Dr. Fernando Tormos-Aponte
Dr. Fernando Tormos-Aponte is a Postdoctoral Research Associate at the University of Maryland—Baltimore County School of Public Policy and Department of Political Science, a Research Fellow of the Southern Methodist University Latino Center for Leadership Development, and a Visiting Scholar at the Johns Hopkins University Department of Political Science. He earned his MA and PhD in political science from Purdue University, and a BA from the University of Puerto Rico, Río Piedras. Dr. Tormos-Aponte’s research focuses on how social movements overcome internal divisions and gain political influence. Tormos-Aponte’s work has appeared in Politics, Groups, and Identities, Environmental Policy and Governance, Alternautas, PS – Political Science & Politics, and in the edited volumes The Legacy of Second-Wave Feminism in American Politics and Gendered Mobilization and Intersectional Challenges.
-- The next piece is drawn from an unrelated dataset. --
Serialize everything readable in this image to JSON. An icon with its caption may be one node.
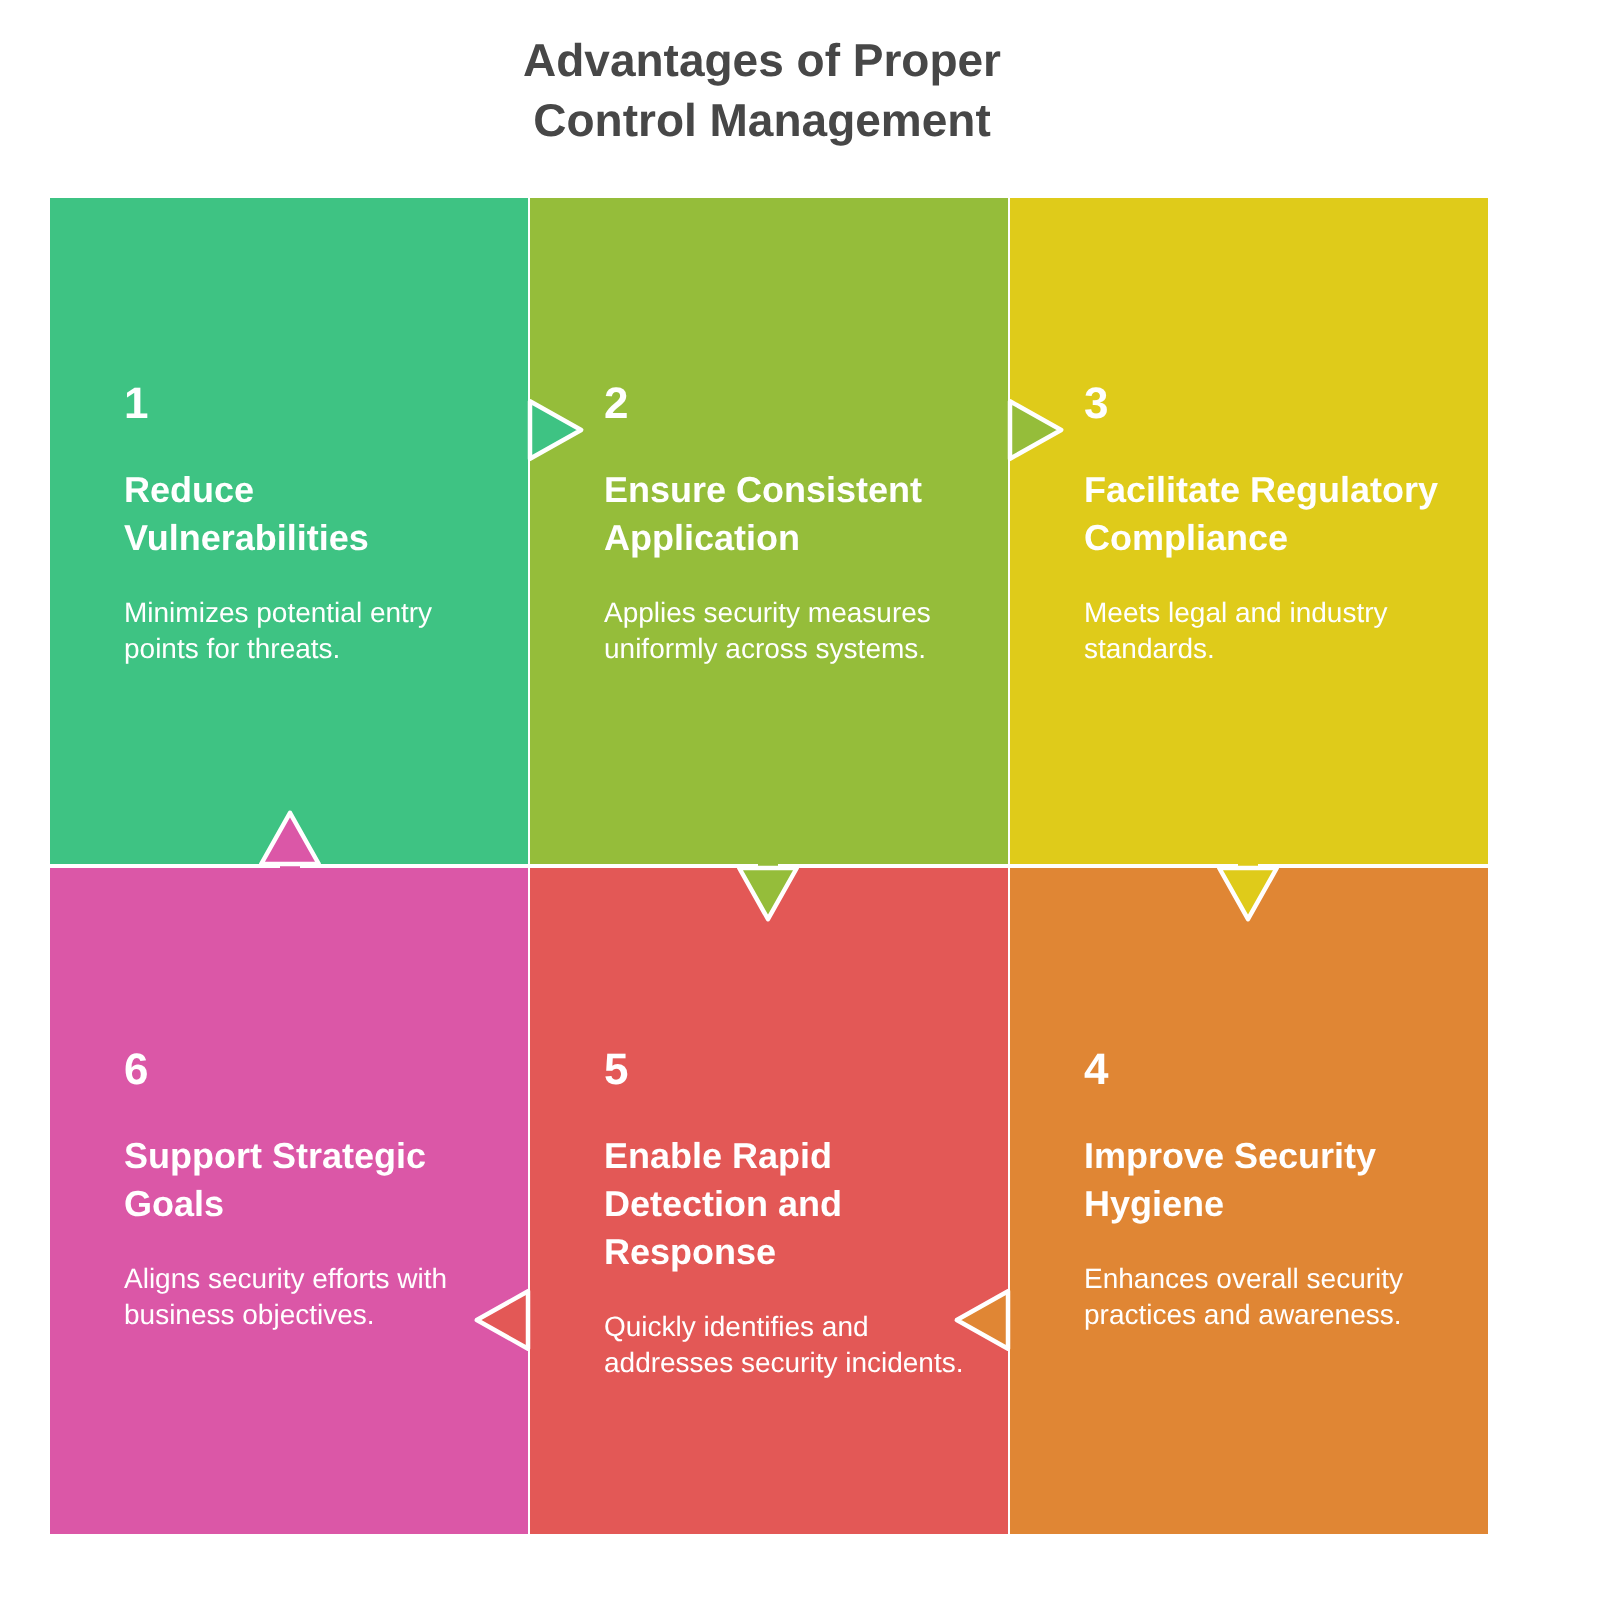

Dr. Blake Francis is an ethicist and political philosopher, working to shape a better picture of the moral landscape of climate change. Should nations be held responsible for their emissions? Should major emitters of greenhouse gases make reparations for their actions? In his dissertation, “Wrongful Harm by Emitting: Individual and Collective Agents in the Context of Climate Change,” Blake argues that by emitting greenhouse gases some nations do wrongful harm that they ought to be held accountable for. In his current research, he considers the question of when nations’ emissions are morally justified. He is working to develop a moral framework for comparing the harmful effects of anthropogenic climate change with the benefits of current energy systems. Blake earned his Ph.D. in Philosophy from Stanford University. He has degrees in philosophy from Northern Arizona University (BA) and University of Montana (MA), where he also studied Forestry and Conservation. Before graduate school, Blake worked in wilderness management and trail construction with the US Forest Service in Arizona and Alaska.
Dr. Emily Yoon Perez earned her Ph.D. in English from the University of Maryland, College Park. She earned her M.A. in Humanities with a concentration in Literary Studies from the University of Texas at Dallas and her B.A. in English from Johns Hopkins University. Her research investigates transnational formations of race as represented in minority U.S. literatures, expanding the scope of American literature and American understandings of race from the national to the global. Her book project focuses on the migrations and intimacies of minority subjects, bringing together transnational literary studies, comparative racialization studies, postcolonial theory, and ethnic studies.